MACHIAVELLIANISM, ORGANIZATIONAL STRUCTURE AND PRINCIPALS' OCCUPATIONAL STRESS (JOB SATISFACTION)
This study explored the interaction of high school principals' degrees of Machiavellianism and their school's organizational structure with their experience of occupational stress. It was expected that high Machiavellians would experience more stress in tightly structured situations, while low Machiavellians would experience more stress in loosely structured situations. Principals in New York City, Westchester County and northern New Jersey responded to a questionnaire and subsequently participated in a structured interview. The questionnaire included: the Mach V scale, which measured Machiavellianism: two components of the Job Description Index (work and co-worker satisfaction) which measured aspects of occupational stress: and a Principal Stress Inventory List, which assessed administrative areas that principals found problematic, and a Principals' Questionnaire, which obtained demographic data.

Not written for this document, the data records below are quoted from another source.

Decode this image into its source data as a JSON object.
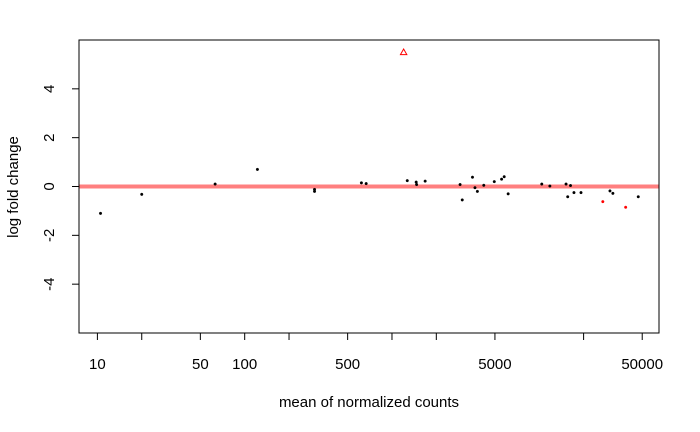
{
  "chart_data": {
    "type": "scatter",
    "title": "",
    "xlabel": "mean of normalized counts",
    "ylabel": "log fold change",
    "x_scale": "log",
    "xlim": [
      7.5,
      65000
    ],
    "ylim": [
      -6,
      6
    ],
    "x_ticks": [
      10,
      20,
      50,
      100,
      200,
      500,
      1000,
      2000,
      5000,
      20000,
      50000
    ],
    "x_tick_labels": [
      "10",
      "",
      "50",
      "100",
      "",
      "500",
      "",
      "",
      "5000",
      "",
      "50000"
    ],
    "y_ticks": [
      -4,
      -2,
      0,
      2,
      4
    ],
    "y_tick_labels": [
      "-4",
      "-2",
      "0",
      "2",
      "4"
    ],
    "reference_line": {
      "y": 0,
      "color": "#ff7f7f"
    },
    "grid": false,
    "colors": {
      "not_significant": "#000000",
      "significant": "#ff0000"
    },
    "points": [
      {
        "x": 10.5,
        "y": -1.1,
        "sig": false
      },
      {
        "x": 20,
        "y": -0.32,
        "sig": false
      },
      {
        "x": 63,
        "y": 0.1,
        "sig": false
      },
      {
        "x": 122,
        "y": 0.7,
        "sig": false
      },
      {
        "x": 298,
        "y": -0.12,
        "sig": false
      },
      {
        "x": 298,
        "y": -0.2,
        "sig": false
      },
      {
        "x": 620,
        "y": 0.15,
        "sig": false
      },
      {
        "x": 668,
        "y": 0.12,
        "sig": false
      },
      {
        "x": 1270,
        "y": 0.24,
        "sig": false
      },
      {
        "x": 1460,
        "y": 0.18,
        "sig": false
      },
      {
        "x": 1470,
        "y": 0.08,
        "sig": false
      },
      {
        "x": 1680,
        "y": 0.22,
        "sig": false
      },
      {
        "x": 2900,
        "y": 0.08,
        "sig": false
      },
      {
        "x": 3000,
        "y": -0.55,
        "sig": false
      },
      {
        "x": 3520,
        "y": 0.38,
        "sig": false
      },
      {
        "x": 3660,
        "y": -0.05,
        "sig": false
      },
      {
        "x": 3800,
        "y": -0.2,
        "sig": false
      },
      {
        "x": 4200,
        "y": 0.05,
        "sig": false
      },
      {
        "x": 4950,
        "y": 0.2,
        "sig": false
      },
      {
        "x": 5550,
        "y": 0.3,
        "sig": false
      },
      {
        "x": 5780,
        "y": 0.4,
        "sig": false
      },
      {
        "x": 6150,
        "y": -0.3,
        "sig": false
      },
      {
        "x": 10400,
        "y": 0.1,
        "sig": false
      },
      {
        "x": 11800,
        "y": 0.02,
        "sig": false
      },
      {
        "x": 15200,
        "y": 0.1,
        "sig": false
      },
      {
        "x": 15600,
        "y": -0.42,
        "sig": false
      },
      {
        "x": 16300,
        "y": 0.04,
        "sig": false
      },
      {
        "x": 17200,
        "y": -0.25,
        "sig": false
      },
      {
        "x": 19200,
        "y": -0.25,
        "sig": false
      },
      {
        "x": 27000,
        "y": -0.62,
        "sig": true
      },
      {
        "x": 30200,
        "y": -0.18,
        "sig": false
      },
      {
        "x": 31600,
        "y": -0.28,
        "sig": false
      },
      {
        "x": 38600,
        "y": -0.85,
        "sig": true
      },
      {
        "x": 47000,
        "y": -0.42,
        "sig": false
      }
    ],
    "outliers": [
      {
        "x": 1200,
        "y": 5.5,
        "sig": true,
        "marker": "triangle"
      }
    ]
  }
}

The interview asked principals to respond to a List of Decision Areas/Indicators of Organizational Structure, an Organizational Structure Questionnaire, and an Administrative Time Schedule. Multiple regression analyses did not confirm the hypotheses, but indicated the following: (1) high Machiavellian high school principals experienced greater work satisfaction in tightly structured school organizations; (2) high Machiavellian principals were more dissatisfied with co-workers; and (3) high Machiavellian principals experienced greater problems with administrative constraints. The interview data revealed that satisfied principals expressed more feelings of control, commitment, and challenge than dissatisfied principals. In general, principals in schools which had less than 1,500 students were lower in Machiavellianism and also experienced less stress. The relationship between school size and experienced stress suggested that Machiavellianism may be a response to current problems faced by high school principals, rather than being solely an enduring personality characteristic. Finally, the interviews suggested the need for reevaluation of the Machiavellian character trait. Previous studies of Machiavellianism have often focused only on manipulativeness, without recognizing high Machiavellians' commitment to long term goals. It appears that it is the belief in their effectiveness and their ability to make good use of other human and environmental resources that helps them in reaching these goals. (Abstract shortened with permission of author.)
JELLINEK, ROBERTA, "MACHIAVELLIANISM, ORGANIZATIONAL STRUCTURE AND PRINCIPALS' OCCUPATIONAL STRESS (JOB SATISFACTION)" (1985). ETD Collection for Fordham University. AAI8508118.